Le moine commença par des actions de grâces, car il n’était pas toujours facile dans cette ville de mystères de faire arriver la vérité jusqu’aux oreilles des grands. Les hommes les plus simples qui vivent sous un système de duplicité adaptent tous, à leur insu, quelque chose de ce système à leur propre usage.
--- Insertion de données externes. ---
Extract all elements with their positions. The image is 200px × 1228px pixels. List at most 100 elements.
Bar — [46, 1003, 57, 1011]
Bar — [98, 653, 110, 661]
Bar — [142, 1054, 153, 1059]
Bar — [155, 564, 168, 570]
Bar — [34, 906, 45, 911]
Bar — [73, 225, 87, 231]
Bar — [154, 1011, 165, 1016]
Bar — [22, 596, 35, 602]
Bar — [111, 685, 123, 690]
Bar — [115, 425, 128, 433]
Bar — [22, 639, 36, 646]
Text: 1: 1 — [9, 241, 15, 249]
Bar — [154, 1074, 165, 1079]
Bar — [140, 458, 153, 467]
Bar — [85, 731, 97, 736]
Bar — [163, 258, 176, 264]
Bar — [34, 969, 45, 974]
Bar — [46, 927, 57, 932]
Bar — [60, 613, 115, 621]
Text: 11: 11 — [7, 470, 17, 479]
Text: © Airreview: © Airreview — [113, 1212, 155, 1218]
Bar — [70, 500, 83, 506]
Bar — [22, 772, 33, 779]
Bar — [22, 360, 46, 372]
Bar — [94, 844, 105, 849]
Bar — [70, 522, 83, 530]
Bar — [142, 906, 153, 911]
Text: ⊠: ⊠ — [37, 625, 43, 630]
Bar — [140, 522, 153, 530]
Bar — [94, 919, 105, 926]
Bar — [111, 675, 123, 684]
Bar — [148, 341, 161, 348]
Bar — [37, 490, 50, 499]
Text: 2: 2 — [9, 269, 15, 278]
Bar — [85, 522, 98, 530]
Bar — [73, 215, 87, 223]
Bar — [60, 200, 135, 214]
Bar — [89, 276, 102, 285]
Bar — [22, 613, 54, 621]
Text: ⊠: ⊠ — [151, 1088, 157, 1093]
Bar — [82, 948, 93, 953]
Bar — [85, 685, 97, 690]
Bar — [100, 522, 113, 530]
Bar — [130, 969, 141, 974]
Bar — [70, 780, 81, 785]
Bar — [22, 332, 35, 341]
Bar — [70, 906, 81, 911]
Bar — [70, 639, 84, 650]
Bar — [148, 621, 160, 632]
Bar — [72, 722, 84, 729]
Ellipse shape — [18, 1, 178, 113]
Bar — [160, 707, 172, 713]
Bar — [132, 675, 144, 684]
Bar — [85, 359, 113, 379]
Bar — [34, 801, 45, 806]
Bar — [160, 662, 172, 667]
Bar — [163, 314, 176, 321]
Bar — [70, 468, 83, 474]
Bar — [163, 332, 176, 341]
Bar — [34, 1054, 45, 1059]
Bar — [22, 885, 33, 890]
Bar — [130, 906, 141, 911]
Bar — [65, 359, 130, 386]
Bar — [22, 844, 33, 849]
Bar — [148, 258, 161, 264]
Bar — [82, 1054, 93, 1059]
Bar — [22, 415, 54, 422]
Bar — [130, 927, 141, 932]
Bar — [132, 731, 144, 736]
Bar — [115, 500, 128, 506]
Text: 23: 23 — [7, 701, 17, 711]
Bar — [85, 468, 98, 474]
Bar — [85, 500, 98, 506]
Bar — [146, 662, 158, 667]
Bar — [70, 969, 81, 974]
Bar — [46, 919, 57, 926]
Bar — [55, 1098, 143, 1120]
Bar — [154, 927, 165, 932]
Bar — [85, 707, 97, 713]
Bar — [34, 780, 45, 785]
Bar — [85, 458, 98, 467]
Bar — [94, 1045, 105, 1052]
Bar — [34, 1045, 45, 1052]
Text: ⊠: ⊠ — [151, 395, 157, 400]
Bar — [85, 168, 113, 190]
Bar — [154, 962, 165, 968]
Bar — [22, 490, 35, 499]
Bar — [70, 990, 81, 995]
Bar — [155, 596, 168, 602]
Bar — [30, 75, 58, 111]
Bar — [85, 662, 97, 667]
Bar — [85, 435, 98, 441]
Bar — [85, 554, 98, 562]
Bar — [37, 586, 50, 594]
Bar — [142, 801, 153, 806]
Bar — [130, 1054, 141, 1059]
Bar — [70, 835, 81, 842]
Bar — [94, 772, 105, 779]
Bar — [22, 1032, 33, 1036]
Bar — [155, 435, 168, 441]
Le père Anselmo évita donc d’abord de parler sans ménagement des pratiques odieuses de l’État, et il ne fit qu’avec quelque réserve allusion à cette politique du sénat, qu’un homme de sa sainte profession et de son caractère franc et honnête aurait intrépidement condamnée en toute autre circonstance.

— Dans le rang élevé que vous occupez, souverain prince, dit le carme, vous pouvez ne pas savoir qu’un humble, mais laborieux artisan de cette ville, nommé Ricardo Frontoni, fut condamné il y a déjà longtemps comme ayant fraudé les revenus de la république : c’est un crime que Saint-Marc ne manque jamais de punir de tout son déplaisir ; car quand les hommes placent les biens de ce monde avant toute autre considération, ils se méprennent sur les motifs qui ont formé entre eux une union sociale.

— Tu parlais d’un certain Ricardo Frontoni, mon père ?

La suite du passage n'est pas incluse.